What is Wrong in the Australian Economy? - Three Observations

There have been many comments in the media about the situation in which we find ourselves today as a result of the rampant greed displayed by financial institutions and the idiotic responses by assorted bureaucrats and politicians.

This article is the first of three commenting on various aspects of the current crisis as applicable to Australia.

Political Stupidity & its Part in the Economic Crisis

Many years ago John Maynard Keynes was held out as an economic guru and he remarked as follows about the veracity of politicians:

“Why has the world been so credulous of the unveracities of politicians? If an explanation is needed, I attribute this particular credulity to the following influences in part.
In the first place, the vast expenditures of the war, the inflation of prices, and the depreciation of currency, leading up to a complete instability of the unit of value, have made us lose all sense of number and magnitude in matters of finance.

What we believed to be the limits of possibility have been so enormously exceeded, and those who founded their expectations on the past have been so often wrong, that the man in the street is now prepared to believe anything which is told him with some show of authority, and the larger the figure the more readily he swallows it.”


Keynes theories are largely responsible for the current economic mess, in that they encourage political interference and over-regulation.

This in turn increases the cost burden to the individual taxpayer by having to comply with a plethora of petty laws and regulations and support unnecessary government departments.

It also erodes savings by the insidious effect of inflation caused by the enthusiastic use of the printing press by governments, which has a side effect of encouraging oversupply of credit.

Of course, the most recent example of this in Australia is the Resources Super Profits Tax, although its initials have given rise to an assortment of rather more appropriate names.

Even foreigners couldn't believe the stupidity of it. US commentator Dennis Gartman described it as being more typical of a South American autocrat such as Hugo Chavez, and said 'Never did we expect such nonsense from Australia. Shame on Rudd, he really should know better'.

Canada has been chortling quietly on the sidelines in anticipation of the benefits it will gain by being a more competitive place for mining investment. Other overseas companies interested in our mineral wealth will take the opportunity, if this tax is introduced, to buy into our mining sector and export any profits overseas.

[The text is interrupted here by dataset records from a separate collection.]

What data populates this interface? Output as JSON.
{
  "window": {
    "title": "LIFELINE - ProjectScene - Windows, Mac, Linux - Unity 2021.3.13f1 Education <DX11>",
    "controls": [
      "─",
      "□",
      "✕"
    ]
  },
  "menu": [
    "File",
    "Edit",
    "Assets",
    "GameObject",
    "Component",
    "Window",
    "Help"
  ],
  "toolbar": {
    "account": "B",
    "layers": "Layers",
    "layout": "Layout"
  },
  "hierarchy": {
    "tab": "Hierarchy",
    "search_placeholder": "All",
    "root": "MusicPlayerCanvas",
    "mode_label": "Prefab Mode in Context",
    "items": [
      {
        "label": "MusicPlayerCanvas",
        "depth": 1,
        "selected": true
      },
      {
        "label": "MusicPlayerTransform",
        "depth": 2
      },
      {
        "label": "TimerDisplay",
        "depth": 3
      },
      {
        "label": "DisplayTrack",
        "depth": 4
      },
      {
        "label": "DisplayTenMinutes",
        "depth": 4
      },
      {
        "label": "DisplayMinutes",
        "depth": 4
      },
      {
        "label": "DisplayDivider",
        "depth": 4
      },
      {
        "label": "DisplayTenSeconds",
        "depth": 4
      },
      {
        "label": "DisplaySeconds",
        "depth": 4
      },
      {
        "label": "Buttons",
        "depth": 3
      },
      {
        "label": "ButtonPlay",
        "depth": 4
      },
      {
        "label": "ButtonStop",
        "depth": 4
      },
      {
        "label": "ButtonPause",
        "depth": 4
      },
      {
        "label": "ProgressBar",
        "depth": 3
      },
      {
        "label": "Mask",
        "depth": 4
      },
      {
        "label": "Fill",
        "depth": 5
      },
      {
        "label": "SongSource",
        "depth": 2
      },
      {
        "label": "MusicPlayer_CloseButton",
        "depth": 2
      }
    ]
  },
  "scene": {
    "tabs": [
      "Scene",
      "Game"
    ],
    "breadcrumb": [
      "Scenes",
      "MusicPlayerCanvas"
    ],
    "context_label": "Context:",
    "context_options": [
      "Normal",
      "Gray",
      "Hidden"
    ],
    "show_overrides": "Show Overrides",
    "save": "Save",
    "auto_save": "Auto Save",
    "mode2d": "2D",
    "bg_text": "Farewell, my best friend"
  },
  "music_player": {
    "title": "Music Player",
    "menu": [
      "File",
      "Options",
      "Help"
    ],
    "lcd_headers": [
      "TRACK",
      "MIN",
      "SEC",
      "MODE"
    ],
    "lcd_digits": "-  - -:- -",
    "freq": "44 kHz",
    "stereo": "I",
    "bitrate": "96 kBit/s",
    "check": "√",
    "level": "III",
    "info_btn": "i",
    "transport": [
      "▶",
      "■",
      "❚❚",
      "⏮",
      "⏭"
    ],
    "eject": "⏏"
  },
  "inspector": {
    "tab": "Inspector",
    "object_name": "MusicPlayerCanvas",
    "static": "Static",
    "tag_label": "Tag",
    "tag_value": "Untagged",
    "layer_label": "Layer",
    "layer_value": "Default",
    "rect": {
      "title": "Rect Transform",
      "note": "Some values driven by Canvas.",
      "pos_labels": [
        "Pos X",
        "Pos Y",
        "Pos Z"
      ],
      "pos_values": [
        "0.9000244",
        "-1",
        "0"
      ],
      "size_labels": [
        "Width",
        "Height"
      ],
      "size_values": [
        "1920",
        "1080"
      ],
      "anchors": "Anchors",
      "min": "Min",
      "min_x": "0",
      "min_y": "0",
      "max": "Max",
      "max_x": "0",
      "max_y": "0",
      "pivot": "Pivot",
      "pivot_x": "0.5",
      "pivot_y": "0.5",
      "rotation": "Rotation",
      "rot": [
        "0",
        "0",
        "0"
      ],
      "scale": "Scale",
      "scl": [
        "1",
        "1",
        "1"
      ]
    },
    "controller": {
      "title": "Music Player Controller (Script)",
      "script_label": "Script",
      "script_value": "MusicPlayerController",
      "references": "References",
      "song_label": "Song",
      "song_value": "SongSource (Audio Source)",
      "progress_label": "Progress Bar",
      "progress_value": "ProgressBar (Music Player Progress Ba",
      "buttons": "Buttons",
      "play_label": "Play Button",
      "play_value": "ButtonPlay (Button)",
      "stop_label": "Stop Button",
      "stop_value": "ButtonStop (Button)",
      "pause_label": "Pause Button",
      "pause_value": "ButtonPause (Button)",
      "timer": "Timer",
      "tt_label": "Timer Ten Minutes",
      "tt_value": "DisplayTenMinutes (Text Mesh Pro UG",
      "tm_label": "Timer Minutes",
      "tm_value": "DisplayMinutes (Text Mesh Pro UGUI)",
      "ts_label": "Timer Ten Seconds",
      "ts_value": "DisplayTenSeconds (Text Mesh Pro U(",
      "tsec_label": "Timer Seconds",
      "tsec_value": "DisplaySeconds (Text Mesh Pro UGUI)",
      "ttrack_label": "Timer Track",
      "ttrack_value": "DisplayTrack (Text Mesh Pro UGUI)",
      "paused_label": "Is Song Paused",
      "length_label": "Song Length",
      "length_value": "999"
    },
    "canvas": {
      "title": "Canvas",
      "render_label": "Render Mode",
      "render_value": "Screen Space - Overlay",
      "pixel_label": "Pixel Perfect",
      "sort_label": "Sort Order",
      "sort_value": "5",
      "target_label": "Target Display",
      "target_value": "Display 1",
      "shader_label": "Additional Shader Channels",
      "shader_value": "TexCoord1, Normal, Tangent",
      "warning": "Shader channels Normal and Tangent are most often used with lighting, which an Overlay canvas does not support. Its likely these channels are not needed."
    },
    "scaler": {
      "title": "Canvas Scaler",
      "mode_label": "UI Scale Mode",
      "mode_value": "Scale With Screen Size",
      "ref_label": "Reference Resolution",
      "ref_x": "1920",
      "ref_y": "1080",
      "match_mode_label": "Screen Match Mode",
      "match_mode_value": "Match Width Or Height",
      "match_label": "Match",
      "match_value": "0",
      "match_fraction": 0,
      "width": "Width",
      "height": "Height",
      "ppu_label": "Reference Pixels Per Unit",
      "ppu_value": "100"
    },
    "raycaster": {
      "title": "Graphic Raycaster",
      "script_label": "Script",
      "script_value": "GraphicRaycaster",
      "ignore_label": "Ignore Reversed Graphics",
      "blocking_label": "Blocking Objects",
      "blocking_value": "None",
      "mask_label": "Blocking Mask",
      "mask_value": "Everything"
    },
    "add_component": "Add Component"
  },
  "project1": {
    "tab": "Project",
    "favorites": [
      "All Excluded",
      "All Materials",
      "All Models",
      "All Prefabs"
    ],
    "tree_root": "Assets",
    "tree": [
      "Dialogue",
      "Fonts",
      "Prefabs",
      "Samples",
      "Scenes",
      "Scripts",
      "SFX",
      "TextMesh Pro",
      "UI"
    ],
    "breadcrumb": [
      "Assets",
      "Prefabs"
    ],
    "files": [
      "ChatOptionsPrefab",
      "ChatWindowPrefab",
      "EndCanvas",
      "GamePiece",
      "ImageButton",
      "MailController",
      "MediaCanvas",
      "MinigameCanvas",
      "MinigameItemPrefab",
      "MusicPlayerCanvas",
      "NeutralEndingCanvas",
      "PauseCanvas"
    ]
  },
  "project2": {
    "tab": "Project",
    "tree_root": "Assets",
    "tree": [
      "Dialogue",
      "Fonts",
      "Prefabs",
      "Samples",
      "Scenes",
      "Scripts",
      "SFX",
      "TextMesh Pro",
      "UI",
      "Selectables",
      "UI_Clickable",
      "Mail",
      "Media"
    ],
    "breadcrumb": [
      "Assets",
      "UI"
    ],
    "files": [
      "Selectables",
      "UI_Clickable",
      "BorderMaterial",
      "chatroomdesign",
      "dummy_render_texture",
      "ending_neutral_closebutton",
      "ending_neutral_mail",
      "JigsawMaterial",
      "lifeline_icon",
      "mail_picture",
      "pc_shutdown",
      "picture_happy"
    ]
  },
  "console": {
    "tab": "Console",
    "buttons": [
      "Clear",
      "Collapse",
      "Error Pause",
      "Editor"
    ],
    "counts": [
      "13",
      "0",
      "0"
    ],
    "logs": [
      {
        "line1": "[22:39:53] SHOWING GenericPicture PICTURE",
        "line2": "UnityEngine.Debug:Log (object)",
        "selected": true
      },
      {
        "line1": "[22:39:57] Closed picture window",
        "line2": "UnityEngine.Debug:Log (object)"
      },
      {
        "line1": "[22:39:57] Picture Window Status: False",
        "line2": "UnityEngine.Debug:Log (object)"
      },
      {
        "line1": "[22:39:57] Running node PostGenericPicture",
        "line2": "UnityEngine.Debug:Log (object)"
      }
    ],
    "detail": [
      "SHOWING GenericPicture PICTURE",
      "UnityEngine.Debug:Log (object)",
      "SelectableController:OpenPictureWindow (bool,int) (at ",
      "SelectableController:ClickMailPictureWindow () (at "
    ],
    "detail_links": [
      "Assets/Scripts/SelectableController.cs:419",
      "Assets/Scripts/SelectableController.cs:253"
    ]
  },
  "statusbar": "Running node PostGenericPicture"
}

What Rudd, a former bureaucrat, & his advisors, who would also seem never to have had any significant exposure to the private sector, clearly don't realise is that about A$100 million is spent in exploration costs for every economically viable deposit found and many projects in the pipeline have recently been put on hold in consequence. After all, who in their right mind would spend such large sums for a paltry 6% return?

About 41% of voting-age Australians are invested in shares. The resource sector makes up about 33.4% of the $1400 billion total market cap for the entire Australian market and superannuation funds hold around $120 billion, or 11%, invested in our resource sector.

Crippling the present and future value of the resource sector is going to make a big difference to the total value of these funds, and everyone will feel it, with voters being well placed to make their voices heard.